The quarterback ends up picking the body of the filthy rich industrialist Leo Farnsworth, who has just been murdered by his scheming wife Julia (Dyan Cannon) and “personal private executive secretary” Tony Abbott (Charles Grodin). Joe is less attracted by Farnsworth’s material possessions than by the prospect of wooing Betty (Julie Christie), an activist who has come to protest his latest development project. In light of Beatty’s somewhat left-of-Hollywood leanings (his next project would be Reds), it’s hard to overlook the movie’s politics. At one point, Beatty had even considered casting the former politician and anti-war Democratic primary candidate Eugene McCarthy for the role of Mr. Jordan.

But this sort of rooting for the common man was arguably as much of a throwback as the movie’s style. Though very much a product of New Hollywood creative freedom, Heaven Can Wait seemed out-of-time in the late ’70s. It’s old-fashioned and set-bound. Neither Beatty nor Henry (who also plays the rookie angel responsible for the mix-up that sends Joe to the afterlife) had ever directed a movie, and there are a few clunky moments. A lot of it takes place in a single house and involves the kind of intrigues that typified an earlier era; much of the rest centers on the aggressively uncinematic subject of American football.

Yet this is a movie with a surplus of winning charm, kept in an unlikely balance by Beatty and an exceptionally good supporting cast—including all of the above-mentioned actors as well as Jack Warden, who plays Joe’s coach. One thing that might stick out to a modern viewer is that Joe, with his love of the soprano sax and his less-than-convincing football prowess (Beatty was at least 15 years too old to play a late ’70s NFL player), is not all that different from the kind of deluded overgrown goofball characters that Will Ferrell would play more than three decades later. The difference is at least partly in the sweetness and restraint of the performance.
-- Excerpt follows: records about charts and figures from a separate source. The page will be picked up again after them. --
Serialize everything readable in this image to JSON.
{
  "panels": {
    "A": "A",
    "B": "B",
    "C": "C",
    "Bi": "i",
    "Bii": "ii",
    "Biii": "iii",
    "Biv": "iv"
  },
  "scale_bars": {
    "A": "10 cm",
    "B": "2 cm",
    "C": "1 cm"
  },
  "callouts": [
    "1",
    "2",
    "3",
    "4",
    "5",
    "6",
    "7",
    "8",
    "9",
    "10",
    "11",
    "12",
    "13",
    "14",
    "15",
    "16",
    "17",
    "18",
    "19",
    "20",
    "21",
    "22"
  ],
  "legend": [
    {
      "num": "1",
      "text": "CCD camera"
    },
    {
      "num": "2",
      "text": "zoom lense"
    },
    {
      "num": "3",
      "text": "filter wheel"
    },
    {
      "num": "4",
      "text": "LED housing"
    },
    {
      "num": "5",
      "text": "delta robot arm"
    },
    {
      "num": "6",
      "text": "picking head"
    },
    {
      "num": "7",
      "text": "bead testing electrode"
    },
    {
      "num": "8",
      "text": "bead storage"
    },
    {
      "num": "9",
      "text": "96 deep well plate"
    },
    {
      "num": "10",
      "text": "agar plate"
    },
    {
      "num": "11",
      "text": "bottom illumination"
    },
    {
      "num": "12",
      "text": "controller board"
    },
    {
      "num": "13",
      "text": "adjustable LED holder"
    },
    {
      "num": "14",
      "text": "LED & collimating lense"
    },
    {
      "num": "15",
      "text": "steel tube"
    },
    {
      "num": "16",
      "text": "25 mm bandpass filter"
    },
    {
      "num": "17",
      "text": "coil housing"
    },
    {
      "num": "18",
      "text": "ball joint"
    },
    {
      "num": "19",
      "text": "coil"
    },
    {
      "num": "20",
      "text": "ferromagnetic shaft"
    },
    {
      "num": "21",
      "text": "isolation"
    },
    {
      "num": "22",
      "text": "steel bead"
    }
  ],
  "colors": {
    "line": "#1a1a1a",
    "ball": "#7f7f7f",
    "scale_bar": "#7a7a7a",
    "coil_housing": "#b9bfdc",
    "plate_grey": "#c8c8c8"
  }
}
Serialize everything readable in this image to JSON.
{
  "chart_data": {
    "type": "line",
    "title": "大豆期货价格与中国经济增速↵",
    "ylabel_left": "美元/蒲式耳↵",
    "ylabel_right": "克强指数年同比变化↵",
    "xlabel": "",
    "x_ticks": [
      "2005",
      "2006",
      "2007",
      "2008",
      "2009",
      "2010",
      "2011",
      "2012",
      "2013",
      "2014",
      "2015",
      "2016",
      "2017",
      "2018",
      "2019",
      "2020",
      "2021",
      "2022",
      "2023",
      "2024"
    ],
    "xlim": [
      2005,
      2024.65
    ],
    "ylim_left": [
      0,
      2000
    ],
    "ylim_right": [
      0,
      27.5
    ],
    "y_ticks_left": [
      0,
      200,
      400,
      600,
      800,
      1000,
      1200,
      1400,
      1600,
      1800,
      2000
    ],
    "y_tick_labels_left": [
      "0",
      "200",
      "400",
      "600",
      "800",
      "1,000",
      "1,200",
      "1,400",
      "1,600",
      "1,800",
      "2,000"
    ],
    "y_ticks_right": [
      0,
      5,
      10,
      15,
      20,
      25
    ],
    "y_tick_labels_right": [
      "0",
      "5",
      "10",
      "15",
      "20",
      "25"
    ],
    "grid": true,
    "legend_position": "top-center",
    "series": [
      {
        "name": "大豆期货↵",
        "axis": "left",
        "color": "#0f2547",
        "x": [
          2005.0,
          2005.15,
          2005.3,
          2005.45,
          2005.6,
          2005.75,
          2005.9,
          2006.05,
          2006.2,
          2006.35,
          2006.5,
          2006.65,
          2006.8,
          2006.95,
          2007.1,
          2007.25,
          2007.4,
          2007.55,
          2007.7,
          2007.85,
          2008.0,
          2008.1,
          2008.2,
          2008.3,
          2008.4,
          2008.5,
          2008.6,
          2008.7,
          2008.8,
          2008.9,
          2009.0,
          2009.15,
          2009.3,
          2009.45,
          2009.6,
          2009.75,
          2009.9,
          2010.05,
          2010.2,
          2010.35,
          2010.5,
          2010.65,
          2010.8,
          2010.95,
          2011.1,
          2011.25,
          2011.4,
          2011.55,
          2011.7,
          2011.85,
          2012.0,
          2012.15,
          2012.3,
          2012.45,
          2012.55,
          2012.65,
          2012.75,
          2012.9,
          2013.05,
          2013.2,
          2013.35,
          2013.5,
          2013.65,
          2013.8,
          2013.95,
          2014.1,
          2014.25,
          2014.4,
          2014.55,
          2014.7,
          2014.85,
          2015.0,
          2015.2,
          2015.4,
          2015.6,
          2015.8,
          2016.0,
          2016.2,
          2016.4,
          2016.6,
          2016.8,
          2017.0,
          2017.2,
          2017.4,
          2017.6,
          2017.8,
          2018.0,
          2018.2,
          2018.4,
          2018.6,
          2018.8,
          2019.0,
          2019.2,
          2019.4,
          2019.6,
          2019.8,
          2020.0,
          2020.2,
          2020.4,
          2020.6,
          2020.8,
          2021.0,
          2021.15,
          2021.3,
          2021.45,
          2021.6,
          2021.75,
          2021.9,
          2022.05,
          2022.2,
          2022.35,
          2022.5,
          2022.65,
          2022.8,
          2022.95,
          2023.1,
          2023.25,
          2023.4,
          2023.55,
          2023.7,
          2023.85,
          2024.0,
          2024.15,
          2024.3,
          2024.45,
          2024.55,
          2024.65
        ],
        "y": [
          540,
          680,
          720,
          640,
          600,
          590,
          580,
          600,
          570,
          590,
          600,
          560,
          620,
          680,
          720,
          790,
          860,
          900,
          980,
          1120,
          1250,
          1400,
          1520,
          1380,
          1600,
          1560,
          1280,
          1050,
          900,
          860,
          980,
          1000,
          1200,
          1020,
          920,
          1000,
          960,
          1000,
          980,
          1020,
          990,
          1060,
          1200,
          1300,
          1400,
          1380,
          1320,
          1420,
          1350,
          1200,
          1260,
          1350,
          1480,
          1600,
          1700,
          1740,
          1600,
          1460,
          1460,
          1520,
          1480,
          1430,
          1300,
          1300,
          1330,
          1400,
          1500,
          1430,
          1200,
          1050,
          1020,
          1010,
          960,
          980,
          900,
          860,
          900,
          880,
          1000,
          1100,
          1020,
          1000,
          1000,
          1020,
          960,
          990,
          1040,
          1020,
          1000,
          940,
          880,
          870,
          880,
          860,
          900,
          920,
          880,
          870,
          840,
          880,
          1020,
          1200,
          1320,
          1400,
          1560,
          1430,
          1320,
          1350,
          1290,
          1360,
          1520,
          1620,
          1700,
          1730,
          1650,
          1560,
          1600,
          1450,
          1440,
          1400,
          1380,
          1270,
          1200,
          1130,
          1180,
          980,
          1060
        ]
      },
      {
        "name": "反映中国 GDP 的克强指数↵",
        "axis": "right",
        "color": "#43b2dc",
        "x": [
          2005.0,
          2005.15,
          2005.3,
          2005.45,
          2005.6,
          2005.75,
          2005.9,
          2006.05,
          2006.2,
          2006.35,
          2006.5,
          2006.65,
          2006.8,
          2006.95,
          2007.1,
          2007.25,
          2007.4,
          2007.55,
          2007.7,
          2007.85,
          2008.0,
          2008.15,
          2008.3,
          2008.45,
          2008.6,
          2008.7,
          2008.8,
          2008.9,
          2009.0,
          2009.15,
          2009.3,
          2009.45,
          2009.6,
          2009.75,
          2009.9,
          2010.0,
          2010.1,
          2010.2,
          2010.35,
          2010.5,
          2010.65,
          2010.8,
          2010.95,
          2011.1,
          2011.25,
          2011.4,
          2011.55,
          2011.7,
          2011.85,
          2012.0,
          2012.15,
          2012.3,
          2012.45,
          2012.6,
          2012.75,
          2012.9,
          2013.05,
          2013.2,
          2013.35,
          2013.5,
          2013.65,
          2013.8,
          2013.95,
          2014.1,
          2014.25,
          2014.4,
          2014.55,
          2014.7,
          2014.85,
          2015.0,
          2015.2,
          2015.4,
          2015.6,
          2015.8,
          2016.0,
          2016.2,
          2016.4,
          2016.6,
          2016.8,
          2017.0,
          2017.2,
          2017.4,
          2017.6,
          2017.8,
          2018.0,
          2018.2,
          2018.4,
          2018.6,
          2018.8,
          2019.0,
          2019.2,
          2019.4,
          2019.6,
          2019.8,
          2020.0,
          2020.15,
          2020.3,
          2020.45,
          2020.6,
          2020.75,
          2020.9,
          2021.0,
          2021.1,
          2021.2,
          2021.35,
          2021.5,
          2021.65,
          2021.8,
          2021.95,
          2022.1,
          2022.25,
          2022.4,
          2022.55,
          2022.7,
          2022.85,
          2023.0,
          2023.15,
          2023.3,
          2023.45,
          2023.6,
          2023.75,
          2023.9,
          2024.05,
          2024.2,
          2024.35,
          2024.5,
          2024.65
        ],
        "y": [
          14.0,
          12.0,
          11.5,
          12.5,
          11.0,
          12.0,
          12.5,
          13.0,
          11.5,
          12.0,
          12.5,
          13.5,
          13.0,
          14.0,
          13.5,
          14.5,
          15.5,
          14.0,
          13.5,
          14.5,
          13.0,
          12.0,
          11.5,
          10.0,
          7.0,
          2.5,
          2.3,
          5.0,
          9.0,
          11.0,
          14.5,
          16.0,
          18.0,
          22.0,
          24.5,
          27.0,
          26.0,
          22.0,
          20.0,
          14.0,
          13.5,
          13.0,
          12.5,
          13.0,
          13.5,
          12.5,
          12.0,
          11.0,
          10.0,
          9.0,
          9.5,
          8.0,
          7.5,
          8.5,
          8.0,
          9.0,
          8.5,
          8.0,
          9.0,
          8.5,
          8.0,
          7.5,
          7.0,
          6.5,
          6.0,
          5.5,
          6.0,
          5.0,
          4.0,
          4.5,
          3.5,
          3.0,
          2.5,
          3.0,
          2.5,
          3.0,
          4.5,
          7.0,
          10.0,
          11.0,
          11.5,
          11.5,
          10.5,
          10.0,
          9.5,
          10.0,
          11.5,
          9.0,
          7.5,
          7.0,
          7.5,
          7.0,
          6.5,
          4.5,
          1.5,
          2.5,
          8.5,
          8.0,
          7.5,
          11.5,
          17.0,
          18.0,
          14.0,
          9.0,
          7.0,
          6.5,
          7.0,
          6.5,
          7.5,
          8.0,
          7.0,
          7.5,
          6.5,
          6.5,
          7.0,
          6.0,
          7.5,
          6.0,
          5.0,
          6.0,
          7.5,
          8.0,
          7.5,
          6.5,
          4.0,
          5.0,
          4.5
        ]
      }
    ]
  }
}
One of the kookier details of Heaven Can Wait’s production backstory is that it was originally developed by Beatty as a starring vehicle for Muhammad Ali, in which the Joe Pendleton character would be a boxer, as in the original Here Comes Mr. Jordan. It’s an idea that sounds intriguing (given Ali’s outspoken charisma) and would unquestionably have been much more politicized, but it’s hard to square it with the finished product. Despite the fact that it’s a fantasy about reincarnation and the great beyond, Heaven Can Wait is a movie without visual effects. Instead, its humor depends to a large extent on screwball dynamics and the sincerity of Beatty’s Joe.